Though that’s the suspicion brought on, probably unfairly, by the infamous ‘faux guides’ who approach you on the streets. Even men marked with laminated ‘Offical Tourist Guide’ badges who insist they’re not hustlers steer you to another man who will get you a taxi, then to a taxi driver, then to a third man who says he is your Official Guide for… for walking you from the taxi to the hotel, and so on. A man who walked us from the ferry to the taxi asked for 50 euros (£33) as I rummaged through my wallet. What on earth did he expect me to say in return? I gave him 10, he asked for 15. And got it. £10 for five minutes’ work. Well, I was really paying him £10 to leave me alone.

And this was a man with a laminated Official Tourist Guide badge. I’m getting better at smiling and saying ‘sorry, no’. I’ve been here before: I should know what to expect. But when you’ve just walked off a ferry after two hours of being thrown about on the sea, you do feel rather fragile and off your guard.
Maybe some of these gentlemen are indeed Official Guides. But I just want to be left alone until I actually need help.

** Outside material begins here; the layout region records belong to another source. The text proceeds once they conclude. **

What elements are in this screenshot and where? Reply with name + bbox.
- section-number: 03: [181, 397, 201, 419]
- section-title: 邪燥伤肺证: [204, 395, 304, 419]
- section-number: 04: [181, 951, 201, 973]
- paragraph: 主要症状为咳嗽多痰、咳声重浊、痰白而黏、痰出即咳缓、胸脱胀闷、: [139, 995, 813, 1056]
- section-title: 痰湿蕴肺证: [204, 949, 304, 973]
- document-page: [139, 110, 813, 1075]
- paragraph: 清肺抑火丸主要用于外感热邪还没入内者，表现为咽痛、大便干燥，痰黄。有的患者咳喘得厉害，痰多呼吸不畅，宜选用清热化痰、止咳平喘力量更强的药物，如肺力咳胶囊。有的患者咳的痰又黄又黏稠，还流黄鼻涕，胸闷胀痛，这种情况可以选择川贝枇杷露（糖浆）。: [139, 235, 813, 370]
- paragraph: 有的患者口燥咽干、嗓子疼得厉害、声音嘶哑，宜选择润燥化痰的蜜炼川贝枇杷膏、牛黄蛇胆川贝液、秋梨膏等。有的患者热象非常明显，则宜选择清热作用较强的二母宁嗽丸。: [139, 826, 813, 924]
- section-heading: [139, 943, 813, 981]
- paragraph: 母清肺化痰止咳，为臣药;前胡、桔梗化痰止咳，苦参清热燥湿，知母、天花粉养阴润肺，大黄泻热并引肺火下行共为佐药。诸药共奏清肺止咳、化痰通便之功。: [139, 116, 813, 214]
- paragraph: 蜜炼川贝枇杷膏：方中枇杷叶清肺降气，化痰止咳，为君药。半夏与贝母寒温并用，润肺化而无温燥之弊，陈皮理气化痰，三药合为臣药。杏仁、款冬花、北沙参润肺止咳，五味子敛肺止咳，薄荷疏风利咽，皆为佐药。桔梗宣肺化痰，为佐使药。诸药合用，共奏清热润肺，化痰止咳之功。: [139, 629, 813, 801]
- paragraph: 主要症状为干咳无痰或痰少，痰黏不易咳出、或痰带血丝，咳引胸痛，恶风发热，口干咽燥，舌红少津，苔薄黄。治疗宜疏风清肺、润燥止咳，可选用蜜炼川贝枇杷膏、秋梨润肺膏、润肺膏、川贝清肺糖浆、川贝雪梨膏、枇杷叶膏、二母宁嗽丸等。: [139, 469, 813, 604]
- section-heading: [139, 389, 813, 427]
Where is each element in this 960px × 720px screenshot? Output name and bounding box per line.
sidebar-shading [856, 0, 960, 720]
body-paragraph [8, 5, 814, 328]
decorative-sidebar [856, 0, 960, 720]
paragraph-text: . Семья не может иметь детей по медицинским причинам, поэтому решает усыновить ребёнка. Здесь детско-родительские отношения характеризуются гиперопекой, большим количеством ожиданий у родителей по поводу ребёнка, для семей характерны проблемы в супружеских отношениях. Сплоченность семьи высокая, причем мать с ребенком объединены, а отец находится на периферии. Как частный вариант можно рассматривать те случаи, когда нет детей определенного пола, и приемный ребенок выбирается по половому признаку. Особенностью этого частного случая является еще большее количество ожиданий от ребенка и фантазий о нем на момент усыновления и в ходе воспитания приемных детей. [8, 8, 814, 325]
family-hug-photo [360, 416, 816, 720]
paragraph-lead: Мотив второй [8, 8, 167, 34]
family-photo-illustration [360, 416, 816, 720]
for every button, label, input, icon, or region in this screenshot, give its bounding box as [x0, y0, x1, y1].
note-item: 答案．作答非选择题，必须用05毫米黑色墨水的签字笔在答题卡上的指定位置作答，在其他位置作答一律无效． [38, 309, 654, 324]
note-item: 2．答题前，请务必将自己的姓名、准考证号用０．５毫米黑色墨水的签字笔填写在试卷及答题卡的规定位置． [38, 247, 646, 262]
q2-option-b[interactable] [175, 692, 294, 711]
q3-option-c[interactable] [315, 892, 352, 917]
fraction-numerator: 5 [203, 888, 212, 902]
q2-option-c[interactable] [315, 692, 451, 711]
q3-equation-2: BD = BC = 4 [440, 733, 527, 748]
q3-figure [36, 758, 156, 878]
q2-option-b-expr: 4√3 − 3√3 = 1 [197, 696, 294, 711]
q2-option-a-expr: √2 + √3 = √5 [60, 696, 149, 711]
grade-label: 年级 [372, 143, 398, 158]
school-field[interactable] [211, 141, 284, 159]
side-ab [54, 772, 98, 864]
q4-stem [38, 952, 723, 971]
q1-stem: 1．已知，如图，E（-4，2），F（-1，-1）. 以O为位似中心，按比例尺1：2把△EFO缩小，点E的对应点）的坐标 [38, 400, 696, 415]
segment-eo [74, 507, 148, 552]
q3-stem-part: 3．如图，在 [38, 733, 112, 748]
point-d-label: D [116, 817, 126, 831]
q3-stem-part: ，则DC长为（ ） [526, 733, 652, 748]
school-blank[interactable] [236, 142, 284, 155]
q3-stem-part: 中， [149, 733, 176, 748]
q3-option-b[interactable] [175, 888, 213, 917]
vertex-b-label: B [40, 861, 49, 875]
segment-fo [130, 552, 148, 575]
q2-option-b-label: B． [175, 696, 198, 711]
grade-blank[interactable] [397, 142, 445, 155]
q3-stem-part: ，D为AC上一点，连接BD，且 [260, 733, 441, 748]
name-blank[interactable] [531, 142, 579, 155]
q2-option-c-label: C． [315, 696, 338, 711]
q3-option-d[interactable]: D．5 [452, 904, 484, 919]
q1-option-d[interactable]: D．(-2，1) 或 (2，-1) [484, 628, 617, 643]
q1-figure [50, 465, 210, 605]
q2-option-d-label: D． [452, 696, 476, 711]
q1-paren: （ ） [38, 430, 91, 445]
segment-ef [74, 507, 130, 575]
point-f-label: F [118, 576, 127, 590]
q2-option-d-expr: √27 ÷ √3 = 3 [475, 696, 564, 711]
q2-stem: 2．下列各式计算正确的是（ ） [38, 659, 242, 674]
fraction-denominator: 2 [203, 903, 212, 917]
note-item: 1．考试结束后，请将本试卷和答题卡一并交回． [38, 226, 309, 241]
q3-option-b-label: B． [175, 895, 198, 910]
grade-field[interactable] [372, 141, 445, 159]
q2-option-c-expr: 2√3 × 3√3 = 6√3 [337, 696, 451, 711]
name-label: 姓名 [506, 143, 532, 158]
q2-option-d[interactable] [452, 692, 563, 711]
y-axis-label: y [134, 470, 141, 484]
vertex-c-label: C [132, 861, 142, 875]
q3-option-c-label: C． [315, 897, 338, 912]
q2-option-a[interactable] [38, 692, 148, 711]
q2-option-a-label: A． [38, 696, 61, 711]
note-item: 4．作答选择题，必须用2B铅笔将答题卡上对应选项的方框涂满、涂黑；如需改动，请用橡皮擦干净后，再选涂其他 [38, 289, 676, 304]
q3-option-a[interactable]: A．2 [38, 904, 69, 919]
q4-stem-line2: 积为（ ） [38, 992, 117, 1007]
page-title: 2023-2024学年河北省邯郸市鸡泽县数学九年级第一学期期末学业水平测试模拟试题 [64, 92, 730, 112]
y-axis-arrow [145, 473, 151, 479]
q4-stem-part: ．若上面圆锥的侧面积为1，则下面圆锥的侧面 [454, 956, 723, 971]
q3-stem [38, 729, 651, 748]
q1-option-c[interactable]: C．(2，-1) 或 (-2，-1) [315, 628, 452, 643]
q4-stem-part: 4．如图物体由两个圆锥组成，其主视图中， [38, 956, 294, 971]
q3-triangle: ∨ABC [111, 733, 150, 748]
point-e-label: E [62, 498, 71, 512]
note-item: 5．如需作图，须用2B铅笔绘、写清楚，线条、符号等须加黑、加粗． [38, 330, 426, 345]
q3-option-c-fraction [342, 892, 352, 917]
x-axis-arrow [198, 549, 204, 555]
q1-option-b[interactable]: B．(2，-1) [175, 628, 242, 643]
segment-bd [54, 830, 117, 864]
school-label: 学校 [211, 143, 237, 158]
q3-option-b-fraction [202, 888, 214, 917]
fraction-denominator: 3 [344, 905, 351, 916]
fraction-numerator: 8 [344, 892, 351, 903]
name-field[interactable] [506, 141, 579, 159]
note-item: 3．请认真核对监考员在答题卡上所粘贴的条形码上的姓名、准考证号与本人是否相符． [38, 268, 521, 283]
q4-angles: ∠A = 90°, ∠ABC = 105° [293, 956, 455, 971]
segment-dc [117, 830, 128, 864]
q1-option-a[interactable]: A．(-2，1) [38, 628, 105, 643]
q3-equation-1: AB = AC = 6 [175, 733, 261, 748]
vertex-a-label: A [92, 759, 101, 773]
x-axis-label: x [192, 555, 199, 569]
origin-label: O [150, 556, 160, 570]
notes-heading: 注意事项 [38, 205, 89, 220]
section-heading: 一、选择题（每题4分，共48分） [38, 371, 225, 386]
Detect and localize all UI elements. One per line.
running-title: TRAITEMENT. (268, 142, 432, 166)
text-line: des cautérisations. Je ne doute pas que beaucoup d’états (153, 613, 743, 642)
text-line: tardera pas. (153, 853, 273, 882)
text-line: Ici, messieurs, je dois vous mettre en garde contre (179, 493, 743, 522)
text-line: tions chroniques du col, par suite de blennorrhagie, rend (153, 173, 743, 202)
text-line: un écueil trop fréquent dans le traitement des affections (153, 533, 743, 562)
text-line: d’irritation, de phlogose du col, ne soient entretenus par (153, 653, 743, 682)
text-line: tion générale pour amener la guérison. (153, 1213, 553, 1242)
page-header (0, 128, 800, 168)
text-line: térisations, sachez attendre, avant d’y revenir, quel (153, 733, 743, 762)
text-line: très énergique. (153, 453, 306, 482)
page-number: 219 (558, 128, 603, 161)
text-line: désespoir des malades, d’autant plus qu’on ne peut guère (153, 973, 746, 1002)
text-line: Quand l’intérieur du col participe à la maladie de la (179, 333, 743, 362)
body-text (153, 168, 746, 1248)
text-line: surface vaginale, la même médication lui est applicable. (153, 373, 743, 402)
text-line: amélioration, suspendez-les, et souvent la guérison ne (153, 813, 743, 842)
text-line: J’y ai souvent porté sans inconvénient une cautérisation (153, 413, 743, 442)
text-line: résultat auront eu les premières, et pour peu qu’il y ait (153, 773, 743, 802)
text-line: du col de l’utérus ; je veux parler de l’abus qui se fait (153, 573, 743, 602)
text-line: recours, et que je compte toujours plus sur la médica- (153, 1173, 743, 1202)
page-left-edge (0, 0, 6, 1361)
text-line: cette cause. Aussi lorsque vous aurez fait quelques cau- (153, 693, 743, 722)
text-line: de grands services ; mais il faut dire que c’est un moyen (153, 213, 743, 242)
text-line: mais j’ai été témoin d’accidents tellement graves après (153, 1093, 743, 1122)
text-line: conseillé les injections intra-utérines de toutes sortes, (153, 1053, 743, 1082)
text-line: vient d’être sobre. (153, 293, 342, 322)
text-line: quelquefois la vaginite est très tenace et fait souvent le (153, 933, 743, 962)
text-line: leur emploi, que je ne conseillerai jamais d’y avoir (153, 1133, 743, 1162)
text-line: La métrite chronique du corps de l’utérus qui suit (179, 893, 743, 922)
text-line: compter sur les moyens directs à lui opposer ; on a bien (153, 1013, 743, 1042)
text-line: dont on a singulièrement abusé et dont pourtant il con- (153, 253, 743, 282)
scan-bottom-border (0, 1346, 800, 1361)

The ferry crossing from Algeciras was an unusually rough ride. We were caught in a storm, and the horizon line through the windows dipped in and out of view with nauseous rapidity. During the journey, you have to get your passport stamped by a police officer, who commandeers a table in the corner of the cafe. The pitching and tossing of the ship didn’t bother him in the slightest, calmly working away and stamping the pages while his queue of passengers held onto columns and rails for dear life.
“More like the Irish Sea than the Med” says Mr MacG.